Он попросился на колени, устроился, и велел:
– Ну, читай!
– "Тюрьмы нам зделали по сажени, а от полу до потологу головой достать, - с интересом, как воспримет текст Павлик, стал читать вслух Юрий Андреевич.
– Да, слава Христу истинному, Лазарь отец писал царю письма, другой год уже там; и ныне велено у него с Москвы о тех письмах взять скаску, и прислать к царю.
– Внук завозился, задышал, давая понять, что ему не нравится.
– А писал страшно, и дерзновенно зело - суда на еретиков просил. Да не чаем мы - дать суд праведен".
– Не-ет!
– Внук не выдержал, аж стукнул кулаком по столу; спрыгнул на пол.
– Сичас!
– Побежал в свою комнату.
"Когда еретик еретика судит вправду?
– продолжал, но уже про себя и уже понимая, что чтение его вот-вот закончится, Юрий Андреевич.
– Ни, ни; никогда бо сатана сатану не изгонит, по словеси Христову".
– Вот это!
– Внук положил поверх "Пустозерской прозы" другую, с крокодилом на обложке, книгу и снова стал карабкаться на колени Губину.

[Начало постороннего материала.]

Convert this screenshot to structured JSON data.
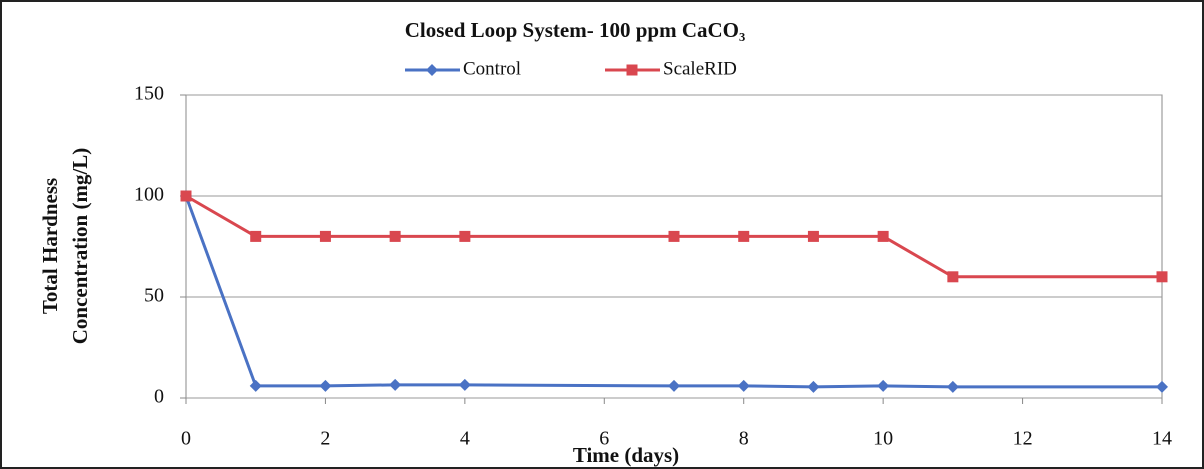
{
  "chart_data": {
    "type": "line",
    "title": "Closed Loop System- 100 ppm CaCO₃",
    "xlabel": "Time (days)",
    "ylabel": [
      "Total Hardness",
      "Concentration (mg/L)"
    ],
    "x": [
      0,
      1,
      2,
      3,
      4,
      7,
      8,
      9,
      10,
      11,
      14
    ],
    "series": [
      {
        "name": "Control",
        "color": "#4a72c4",
        "marker": "diamond",
        "values": [
          100,
          6,
          6,
          6.5,
          6.5,
          6,
          6,
          5.5,
          6,
          5.5,
          5.5
        ]
      },
      {
        "name": "ScaleRID",
        "color": "#d9474f",
        "marker": "square",
        "values": [
          100,
          80,
          80,
          80,
          80,
          80,
          80,
          80,
          80,
          60,
          60
        ]
      }
    ],
    "xlim": [
      0,
      14
    ],
    "xticks": [
      0,
      2,
      4,
      6,
      8,
      10,
      12,
      14
    ],
    "ylim": [
      0,
      150
    ],
    "yticks": [
      0,
      50,
      100,
      150
    ],
    "grid": true,
    "legend": "top"
  }
}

– И что? "Мойдодыра" или "Тараканище"?
– Нет, про рубеичку!
– Про какую рубеичку?
– Сичас...
– Павлик, деловито посапывая, принялся листать страницы. Про рубеичку... Вот!
– Нашел рисунок, где были изображены муха и желтый кругляш у нее под лапками.
– А-а, так это про Муху-Цокотуху история!
– несколько искусственно заулыбался Юрий Андреевич.
– И читай!
Он кашлянул, подвигал челюстями, как когда-то перед монологом, когда занимался в студенческом театре, и начал:
Муха, Муха-Цокотуха,
Позолоченное брюхо!
Муха по полю пошла,
Муха денежку...
– Нашла!
– закончил за него Павлик.
– Правильно.
– Юрий Андреевич перевернул страницу.
Пошла Муха на базар
И купила...
– Самовай!
– Молодец...
Приходите, тараканы,
Я вас чаем...
– Угощу!
– Павлуш, - появившись в комнате, попыталась выручить мужа Татьяна Сергеевна, - не мешай дедушке работать. Пойдем, я тебе почитаю.
– Нет!
– Он прилепился к деду, заранее заныл, и Юрий Андреевич подмигнул жене: ладно, мол, пятнадцать минут, ничего страшного.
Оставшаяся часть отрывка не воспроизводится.